« Ce ballon, dont on ne maîtrise pas toujours les rebonds, a changé ma vie »

Ancien joueur international français de rugby à XV, Serge Betsen a terminé sa carrière de joueur auprès d’un club anglais. Il était très récemment encore entraîneur de la défense à Rouen et réside maintenant à nouveau en Angleterre, pays créateur du rugby et meilleur ennemi du XV de France. A quelques heures du début de la Coupe du Monde de rugby organisée en France, Serge Betsen témoigne.

Pourquoi avez-vous choisi de résider en Angleterre et comment vivez-vous ce double attachement Franco-anglais ?

Le choix de l’Angleterre n’a pas été spontané, c’est d’abord un concours de circonstances, des rencontres et des amitiés qui m’ont amené à vouloir rejoindre ce pays. Des joueurs 100% anglais comme Richard Pool-Jones ou Maurice Fitzgerald avec qui j’ai joué au Biarritz Olympique m’ont encouragé et accompagné.

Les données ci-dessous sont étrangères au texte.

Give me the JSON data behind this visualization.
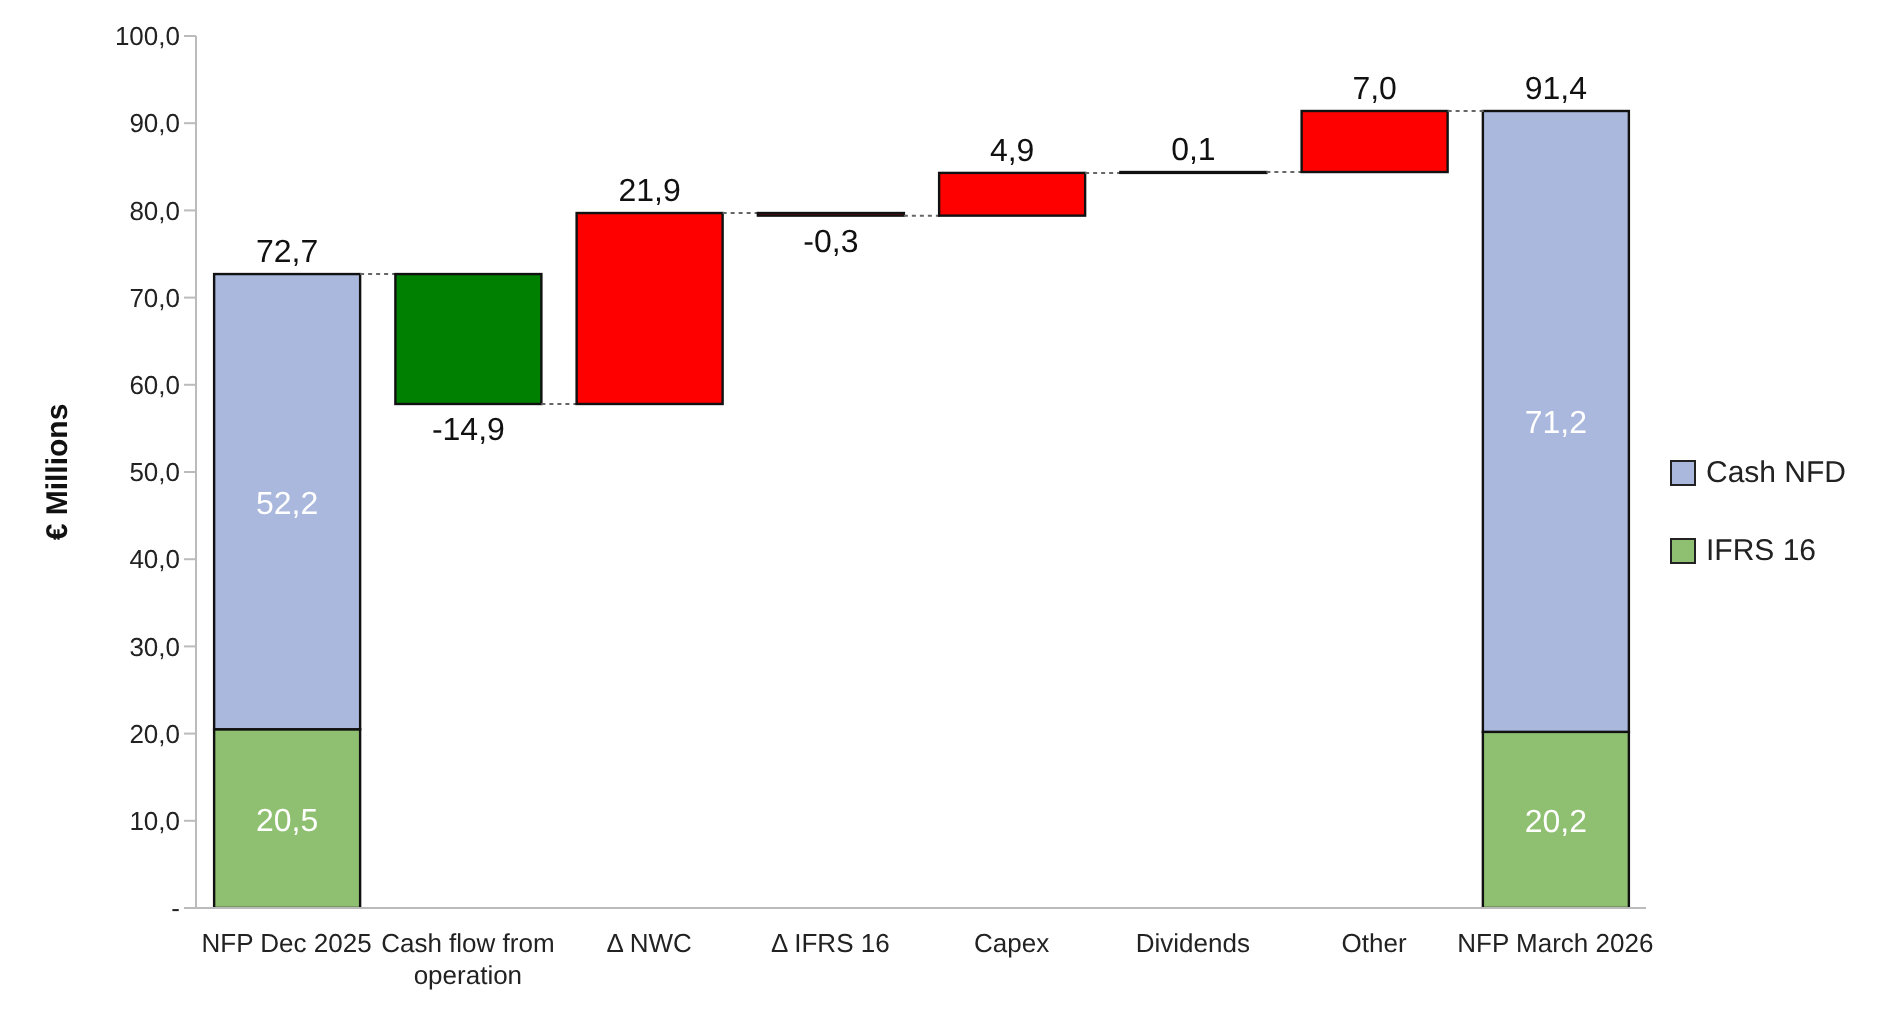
{
  "chart_data": {
    "type": "bar",
    "ylabel": "€ Millions",
    "categories": [
      "NFP Dec 2025",
      "Cash flow from operation",
      "Δ NWC",
      "Δ IFRS 16",
      "Capex",
      "Dividends",
      "Other",
      "NFP March 2026"
    ],
    "stacked": true,
    "legend": "right",
    "ylim": [
      0,
      100
    ],
    "yticks": [
      {
        "value": 0,
        "label": "-"
      },
      {
        "value": 10,
        "label": "10,0"
      },
      {
        "value": 20,
        "label": "20,0"
      },
      {
        "value": 30,
        "label": "30,0"
      },
      {
        "value": 40,
        "label": "40,0"
      },
      {
        "value": 50,
        "label": "50,0"
      },
      {
        "value": 60,
        "label": "60,0"
      },
      {
        "value": 70,
        "label": "70,0"
      },
      {
        "value": 80,
        "label": "80,0"
      },
      {
        "value": 90,
        "label": "90,0"
      },
      {
        "value": 100,
        "label": "100,0"
      }
    ],
    "series": [
      {
        "name": "IFRS 16",
        "color": "#8fbf70",
        "values": [
          20.5,
          null,
          null,
          null,
          null,
          null,
          null,
          20.2
        ],
        "value_labels": [
          "20,5",
          null,
          null,
          null,
          null,
          null,
          null,
          "20,2"
        ]
      },
      {
        "name": "Cash NFD",
        "color": "#aab8dd",
        "values": [
          52.2,
          null,
          null,
          null,
          null,
          null,
          null,
          71.2
        ],
        "value_labels": [
          "52,2",
          null,
          null,
          null,
          null,
          null,
          null,
          "71,2"
        ]
      },
      {
        "colors": [
          null,
          "#008000",
          "#ff0000",
          "#ff0000",
          "#ff0000",
          "#ff0000",
          "#ff0000",
          null
        ],
        "values": [
          null,
          -14.9,
          21.9,
          -0.3,
          4.9,
          0.1,
          7.0,
          null
        ],
        "base": [
          null,
          72.7,
          57.8,
          79.7,
          79.4,
          84.3,
          84.4,
          null
        ],
        "value_labels": [
          null,
          "-14,9",
          "21,9",
          "-0,3",
          "4,9",
          "0,1",
          "7,0",
          null
        ]
      }
    ],
    "totals": [
      "72,7",
      null,
      null,
      null,
      null,
      null,
      null,
      "91,4"
    ]
  }
}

Ça a aussi été un déclic sportif. J’ai joué deux coupes du Monde, dans les deux nous avons perdu contre l’Angleterre en demi-finale. J’ai voulu comprendre la différence culturelle et de pratique sportive. Après la coupe du Monde de 2007, j’ai eu des contacts avec plusieurs clubs, j’en ai parlé avec Raphaël Ibanez qui jouait déjà aux London Wasps et je l’ai rejoint. Ma famille s’est installée à Londres. Ce déménagement, c’est un aventure sportive, familiale et culturelle.

J’ai changé d’univers culturel en regardant le rugby anglais. C’est bien de pouvoir vivre son sport dans d’autres cultures, on ne parle pas la même langue, on ne le pratique pas de la même manière mais on a le même sport et les mêmes valeurs.

Vous avez créé il y a presque 20 ans, la Serge Betsen Academy, cette association humanitaire qui vient en aide aux enfants défavorisés du Cameroun et du Mali. Pouvez-vous nous en parler davantage ?

Ce ballon dont on ne maîtrise pas toujours les rebonds a changé ma vie. J’ai voulu qu’il en change d’autres. J’ai commencé par le pays qui m’a vu naître. L’ADN de la Serge Betsen Academy est un esprit de partage, d’entraide, de soutien mutuel.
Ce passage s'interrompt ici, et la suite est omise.